Após quase 4 anos de “Mistério no Mediterrâneo“, Jennifer Aniston e Adam Sandler retornam à Netflix para dar continuidade a comédia investigativa que agora é ambientada na cidade da luz. “Mistério em Paris” traz o casal de protagonistas em uma história que eleva a qualidade narrativa do primeiro, ao tempo que tem seu mistério com um peso menor em comparação.
Nesta sequência Nick Spitz (Adam Sandler) e Audrey Spitz (Jennifer Aniston) abandonam suas profissões antigas e abrem uma agência de investigações – que está rumo ao fracasso. Até que seu amigo Maharajah (Adeel Akhtar) entra em contato os convidando para seu casamento em uma ilha privada de luxo. Todavia, Maharajah é sequestrado no meio de sua própria festa de casamento e é então que começa uma caçada internacional da dupla de investigadores para resgatar o amigo milionário.

Com 1 hora e 30 minutos de duração, “Mistério em Paris” parece ter elevado a qualidade narrativa em relação ao seu antecessor. O roteiro e direção de James Vanderbilt (que trabalhou no filme anterior como roteirista) é mais coeso e direto ao ponto, não se utiliza de uma quantidade excessiva de reviravoltas para se tornar interessante, mas mantém a tensão do espectador com melhores cenas de ação.
Ainda assim, as escolhas narrativas são questionáveis. Principalmente ao dar um destaque de vilão principal a alguém que é visto apenas como um capanga dentro da história, porém interpretado por uma grande estrela. Há um certo estranhamento na conclusão da história, não há emoção nem surpresa ao descobrir todo o mistério final, como se algo faltasse ali. Mas, na verdade, o fato é que o filme foca tanto em grandes cenas de confrontos e explosões que esquece de que um filme de mistério não deve ter sua maior resolução feita faltando segundos para acabar o filme.
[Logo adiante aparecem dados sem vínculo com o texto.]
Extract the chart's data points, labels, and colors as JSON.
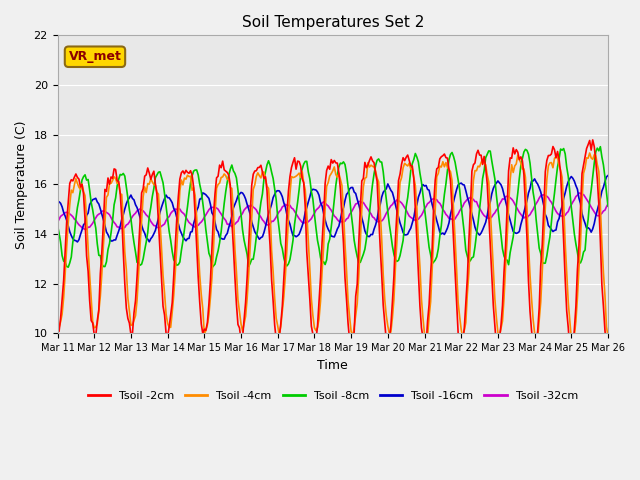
{
  "title": "Soil Temperatures Set 2",
  "xlabel": "Time",
  "ylabel": "Soil Temperature (C)",
  "ylim": [
    10,
    22
  ],
  "xlim": [
    0,
    360
  ],
  "x_tick_labels": [
    "Mar 11",
    "Mar 12",
    "Mar 13",
    "Mar 14",
    "Mar 15",
    "Mar 16",
    "Mar 17",
    "Mar 18",
    "Mar 19",
    "Mar 20",
    "Mar 21",
    "Mar 22",
    "Mar 23",
    "Mar 24",
    "Mar 25",
    "Mar 26"
  ],
  "x_tick_positions": [
    0,
    24,
    48,
    72,
    96,
    120,
    144,
    168,
    192,
    216,
    240,
    264,
    288,
    312,
    336,
    360
  ],
  "y_ticks": [
    10,
    12,
    14,
    16,
    18,
    20,
    22
  ],
  "series": {
    "Tsoil -2cm": {
      "color": "#FF0000",
      "lw": 1.2
    },
    "Tsoil -4cm": {
      "color": "#FF8C00",
      "lw": 1.2
    },
    "Tsoil -8cm": {
      "color": "#00CC00",
      "lw": 1.2
    },
    "Tsoil -16cm": {
      "color": "#0000CC",
      "lw": 1.2
    },
    "Tsoil -32cm": {
      "color": "#CC00CC",
      "lw": 1.2
    }
  },
  "annotation_text": "VR_met",
  "annotation_bg": "#FFD700",
  "annotation_border": "#8B6914",
  "fig_bg": "#F0F0F0",
  "plot_bg": "#E8E8E8"
}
Quanto ao elenco não há muito o que ser dito. Jennifer Aniston e Adam Sandler compartilham de um carisma e química já conhecidos e amados pelo público, conseguem conduzir a história do começo ao fim – ainda que nesta produção tenha exigido muito deles fisicamente. A adição do novo elenco foi uma grande e positiva surpresa, mas nada que se destaque além do esperado.
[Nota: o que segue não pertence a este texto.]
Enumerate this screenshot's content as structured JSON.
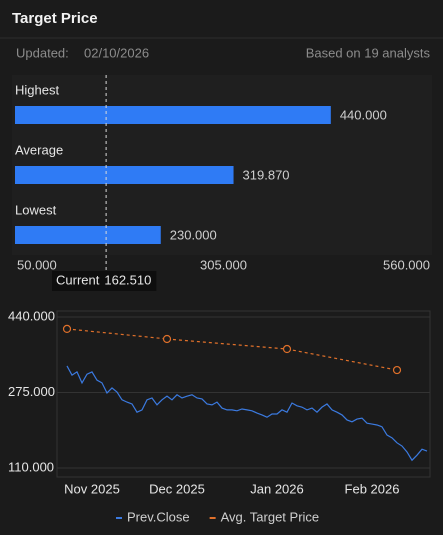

Um dos grandes pontos positivos desta produção, além de sua direção bem assertiva, foi a escolha de inserir elementos tradicionais do casamento indiano. Há riqueza em cores, coreografias, música… é um espetáculo visual! As cenas da ilha são tão prazerosas de serem assistidas que quando o filme vai para o centro europeu em Paris causa um desânimo com tanta sobriedade.
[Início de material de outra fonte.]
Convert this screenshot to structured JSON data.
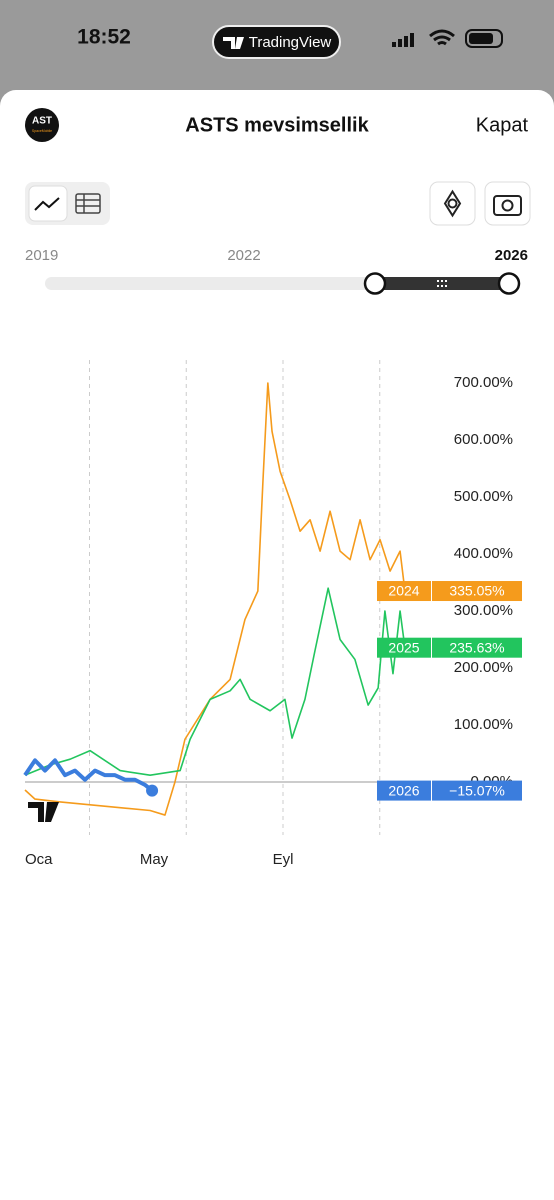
{
  "status_bar": {
    "time": "18:52",
    "app": "TradingView"
  },
  "header": {
    "logo": "AST",
    "logo_sub": "SpaceMobile",
    "title": "ASTS mevsimsellik",
    "close": "Kapat"
  },
  "range": {
    "labels": [
      "2019",
      "2022",
      "2026"
    ]
  },
  "chart_data": {
    "type": "line",
    "xlim": [
      0,
      12
    ],
    "xticks": [
      {
        "value": 0,
        "label": "Oca"
      },
      {
        "value": 4,
        "label": "May"
      },
      {
        "value": 8,
        "label": "Eyl"
      }
    ],
    "xgrid": [
      2,
      5,
      8,
      11
    ],
    "ylim": [
      -90,
      770
    ],
    "yticks": [
      {
        "value": 0,
        "label": "0.00%"
      },
      {
        "value": 100,
        "label": "100.00%"
      },
      {
        "value": 200,
        "label": "200.00%"
      },
      {
        "value": 300,
        "label": "300.00%"
      },
      {
        "value": 400,
        "label": "400.00%"
      },
      {
        "value": 500,
        "label": "500.00%"
      },
      {
        "value": 600,
        "label": "600.00%"
      },
      {
        "value": 700,
        "label": "700.00%"
      }
    ],
    "series": [
      {
        "name": "2024",
        "color": "#f59b1c",
        "x": [
          0,
          0.31,
          1.09,
          2.02,
          2.95,
          3.88,
          4.34,
          4.65,
          4.96,
          5.74,
          6.36,
          6.82,
          7.22,
          7.38,
          7.53,
          7.66,
          7.91,
          8.22,
          8.53,
          8.84,
          9.15,
          9.46,
          9.77,
          10.08,
          10.39,
          10.7,
          11.01,
          11.32,
          11.63,
          11.78
        ],
        "values": [
          -14,
          -30,
          -35,
          -40,
          -45,
          -50,
          -58,
          0,
          75,
          145,
          180,
          285,
          335,
          530,
          700,
          615,
          545,
          495,
          440,
          460,
          405,
          475,
          405,
          390,
          460,
          390,
          425,
          370,
          405,
          335.05
        ],
        "value_labels": [
          null,
          null,
          null,
          null,
          null,
          null,
          null,
          null,
          null,
          null,
          null,
          null,
          null,
          null,
          null,
          null,
          null,
          null,
          null,
          null,
          null,
          null,
          null,
          null,
          null,
          null,
          null,
          null,
          null,
          "335.05%"
        ]
      },
      {
        "name": "2025",
        "color": "#22c55e",
        "x": [
          0,
          0.78,
          1.4,
          2.02,
          2.95,
          3.88,
          4.81,
          5.12,
          5.74,
          6.36,
          6.67,
          6.98,
          7.6,
          8.06,
          8.28,
          8.68,
          8.99,
          9.4,
          9.77,
          10.23,
          10.64,
          10.95,
          11.16,
          11.41,
          11.63,
          11.78
        ],
        "values": [
          12,
          30,
          40,
          55,
          20,
          12,
          20,
          75,
          145,
          160,
          180,
          145,
          125,
          145,
          77,
          145,
          230,
          340,
          250,
          215,
          135,
          165,
          300,
          190,
          300,
          235.63
        ],
        "value_labels": [
          null,
          null,
          null,
          null,
          null,
          null,
          null,
          null,
          null,
          null,
          null,
          null,
          null,
          null,
          null,
          null,
          null,
          null,
          null,
          null,
          null,
          null,
          null,
          null,
          null,
          "235.63%"
        ]
      },
      {
        "name": "2026",
        "color": "#3b7ddd",
        "x": [
          0,
          0.31,
          0.62,
          0.93,
          1.24,
          1.55,
          1.86,
          2.17,
          2.48,
          2.79,
          3.1,
          3.41,
          3.72,
          3.94
        ],
        "values": [
          12,
          38,
          20,
          38,
          12,
          20,
          4,
          20,
          12,
          12,
          4,
          4,
          -5,
          -15.07
        ],
        "value_labels": [
          null,
          null,
          null,
          null,
          null,
          null,
          null,
          null,
          null,
          null,
          null,
          null,
          null,
          "−15.07%"
        ]
      }
    ]
  }
}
“Mistério em Paris” é daqueles filmes que só funciona se você for adepto do humor que ele reproduz. É bobo, extravagante e muito divertido se você for capaz de entrar em sua proposta. Apesar do desdobrar do mistério central ser um pouco decepcionante, todas as cenas que levam a isso estranhamente compensam. Ainda assim, não podemos esperar muito de um filme cuja sua missão é praticamente ser uma paródia das histórias de Agatha Christie.